Shay shook her head and looked rueful, and the same sadness Rosie had spotted earlier reappeared.

“No. Everything changed after my momma died.”

Whoa. Rosie wasn’t expecting that at all. “I’m sorry, Shay. Was that recently?”

“A little under six years ago,” she whispered and rubbed her palm with her thumb before receding into silence.

Rosie placed her hand over Shay’s but didn’t say anything.

If she’d learned anything from all her years as a therapist, it was simply to hold those silences and never try to fill them.

She glanced around and observed other people while she waited for Shay to either continue or shut the conversation down and move on.

She figured it would be the latter, though her suppressed therapist wanted to dig deeper.

That surprised her. After nearly seven months away from it, she thought she’d fully lost interest in the intricacies of the human condition.

“It’s still really hard,” Shay said quietly.

The tears that edged her eyes made Shay’s dark brown eyes even more beautiful, which Rosie had thought impossible.

And the vulnerability that came with them clutched at Rosie’s heart, almost causing her to shed her own tears in empathy.

She kept her therapist-hat questions to herself and stayed silent.

“I think he blames me for Momma’s death. I left for the Army right after I graduated, and I didn’t get home as much as she would’ve liked.” Shay’s voice cracked slightly, and she took a long drink. “Would you mind if we didn’t talk about it anymore?
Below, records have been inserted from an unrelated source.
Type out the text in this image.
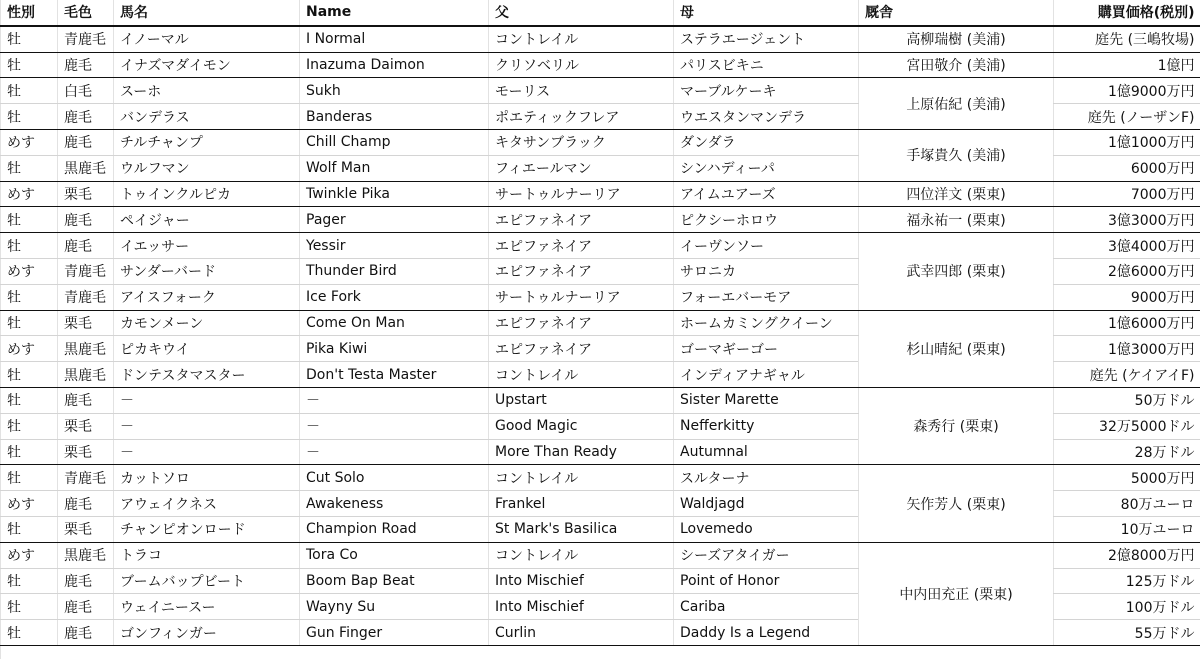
性別	毛色	馬名	Name	父	母	厩舎	購買価格(税別)
牡	青鹿毛	イノーマル	I Normal	コントレイル	ステラエージェント	高柳瑞樹 (美浦)	庭先 (三嶋牧場)
牡	鹿毛	イナズマダイモン	Inazuma Daimon	クリソベリル	パリスビキニ	宮田敬介 (美浦)	1億円
牡	白毛	スーホ	Sukh	モーリス	マーブルケーキ	上原佑紀 (美浦)	1億9000万円
牡	鹿毛	バンデラス	Banderas	ポエティックフレア	ウエスタンマンデラ		庭先 (ノーザンF)
めす	鹿毛	チルチャンプ	Chill Champ	キタサンブラック	ダンダラ	手塚貴久 (美浦)	1億1000万円
牡	黒鹿毛	ウルフマン	Wolf Man	フィエールマン	シンハディーパ		6000万円
めす	栗毛	トゥインクルピカ	Twinkle Pika	サートゥルナーリア	アイムユアーズ	四位洋文 (栗東)	7000万円
牡	鹿毛	ペイジャー	Pager	エピファネイア	ピクシーホロウ	福永祐一 (栗東)	3億3000万円
牡	鹿毛	イエッサー	Yessir	エピファネイア	イーヴンソー	武幸四郎 (栗東)	3億4000万円
めす	青鹿毛	サンダーバード	Thunder Bird	エピファネイア	サロニカ		2億6000万円
牡	青鹿毛	アイスフォーク	Ice Fork	サートゥルナーリア	フォーエバーモア		9000万円
牡	栗毛	カモンメーン	Come On Man	エピファネイア	ホームカミングクイーン	杉山晴紀 (栗東)	1億6000万円
めす	黒鹿毛	ピカキウイ	Pika Kiwi	エピファネイア	ゴーマギーゴー		1億3000万円
牡	黒鹿毛	ドンテスタマスター	Don't Testa Master	コントレイル	インディアナギャル		庭先 (ケイアイF)
牡	鹿毛	－	－	Upstart	Sister Marette	森秀行 (栗東)	50万ドル
牡	栗毛	－	－	Good Magic	Nefferkitty		32万5000ドル
牡	栗毛	－	－	More Than Ready	Autumnal		28万ドル
牡	青鹿毛	カットソロ	Cut Solo	コントレイル	スルターナ	矢作芳人 (栗東)	5000万円
めす	鹿毛	アウェイクネス	Awakeness	Frankel	Waldjagd		80万ユーロ
牡	栗毛	チャンピオンロード	Champion Road	St Mark's Basilica	Lovemedo		10万ユーロ
めす	黒鹿毛	トラコ	Tora Co	コントレイル	シーズアタイガー	中内田充正 (栗東)	2億8000万円
牡	鹿毛	ブームバップビート	Boom Bap Beat	Into Mischief	Point of Honor		125万ドル
牡	鹿毛	ウェイニースー	Wayny Su	Into Mischief	Cariba		100万ドル
牡	鹿毛	ゴンフィンガー	Gun Finger	Curlin	Daddy Is a Legend		55万ドル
I didn’t know it would be this difficult.”

“Of course,” Rosie said and removed her hand. “I’ve got to say that I’m surprised you’re being so open. I didn’t really think we’d be going that deep.”

Shay raised her eyebrow. “Because simple should mean shallow?” she asked.

Her playfulness returned with impressive ease, and Rosie couldn’t help being a little sad that their moment of deeper, intimate, personal connection had ended so abruptly. “That’s been my experience.”

Shay pushed away from the table and held out her hand. “Let’s go back to your place, and I’ll show you just how deep I can go.”

Rosie stood, and Shay pulled her into an urgent kiss full of passion and promise, of need and sexual oblivion. “That’s an offer I’ll never refuse.”